As early as January this year, Tepco found fish contaminated with high levels of radiation inside a port at the plant. Local fishermen and independent researchers had already suspected a leak of radioactive water, but Tepco denied the claims.
"We think that the volume of water (leaking into the Pacific) is about 300 tonnes a day," said Yushi Yoneyama, an official with the Minister of Economy, Trade and Industry, which oversees energy policy.
Tatsuya Shinkawa, a director in METI's Nuclear Accident Response Office, told reporters the government believed water had been leaking for two years, but Yoneyama told Reuters it was unclear how long the water had been leaking at the current rate.
Shinkawa described the water as "highly" contaminated.
Tepco and the industry ministry have been working since May on a proposal to freeze the soil to prevent groundwater from leaking into the reactor buildings.
Similar technology is used in subway construction, but Chief Cabinet Secretary Yoshihide Suga said that the vast scale of Tepco's attempt was "unprecedented in the world."
The technology was proposed by Kajima Corp, , a construction company already heavily involved in the clean-up.
Experts say maintaining the ground temperatures for months or years would be costly. The plan is to freeze a 1.4 km (nearly one mile) perimeter around the four damaged reactors by drilling shafts into the ground and pumping coolant through them.
"Right now there are no details (of the project yet). There's no blueprint, no nothing yet, so there's no way we can scrutinise it," said Shinji Kinjo, head of the task force set up by the nuclear regulator to deal with the water issue.
Fukushima Nuclear Plant Video, Slide Show
The Huffington Post Has additional details as well as a video and slideshow in Fukushima Leak Is An 'Emergency,' Watchdog Official Says
Tokyo Electric Power Co. (TEPCO), the plant's operator, admitted last month that contaminated water from Fukushima had leaked into the underground water system and reached the sea. The company gave its first estimate of the extent of the leak this weekend.
According to AFP, TEPCO estimates between 20 trillion and 40 trillion becquerels of radioactive tritium have spilled into the ocean.
UPI explains a becquerel is a unit of radioactivity, "the quantity of radioactive material in which one nucleus decays per second."
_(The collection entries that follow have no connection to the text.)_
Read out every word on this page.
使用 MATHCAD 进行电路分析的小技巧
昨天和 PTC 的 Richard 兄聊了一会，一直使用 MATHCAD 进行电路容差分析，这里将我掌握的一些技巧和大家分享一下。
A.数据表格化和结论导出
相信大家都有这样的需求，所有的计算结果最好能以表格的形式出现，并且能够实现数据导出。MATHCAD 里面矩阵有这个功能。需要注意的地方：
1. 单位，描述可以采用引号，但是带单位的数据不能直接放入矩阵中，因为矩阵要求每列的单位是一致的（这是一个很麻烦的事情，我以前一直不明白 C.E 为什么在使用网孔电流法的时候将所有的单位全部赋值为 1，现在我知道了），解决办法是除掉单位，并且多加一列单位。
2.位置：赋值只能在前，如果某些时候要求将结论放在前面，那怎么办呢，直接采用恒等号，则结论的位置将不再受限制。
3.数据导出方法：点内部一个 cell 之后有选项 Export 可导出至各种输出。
TEPCO long denied radioactive water had been leaking into the ocean, the AP notes, despite reports that biologists had found traces of radioactive cesium in fish. The operator eventually admitted to both the leak and having postponed acknowledgment the crisis.
There is no credibility from TEPCO or the Japanese government on the extent of the real disaster, its effects, the ultimate cleanup costs, or how many years fish in the area will be contaminated. In addition, contaminated fish may turn up anywhere within their normal swimming range with obvious implications.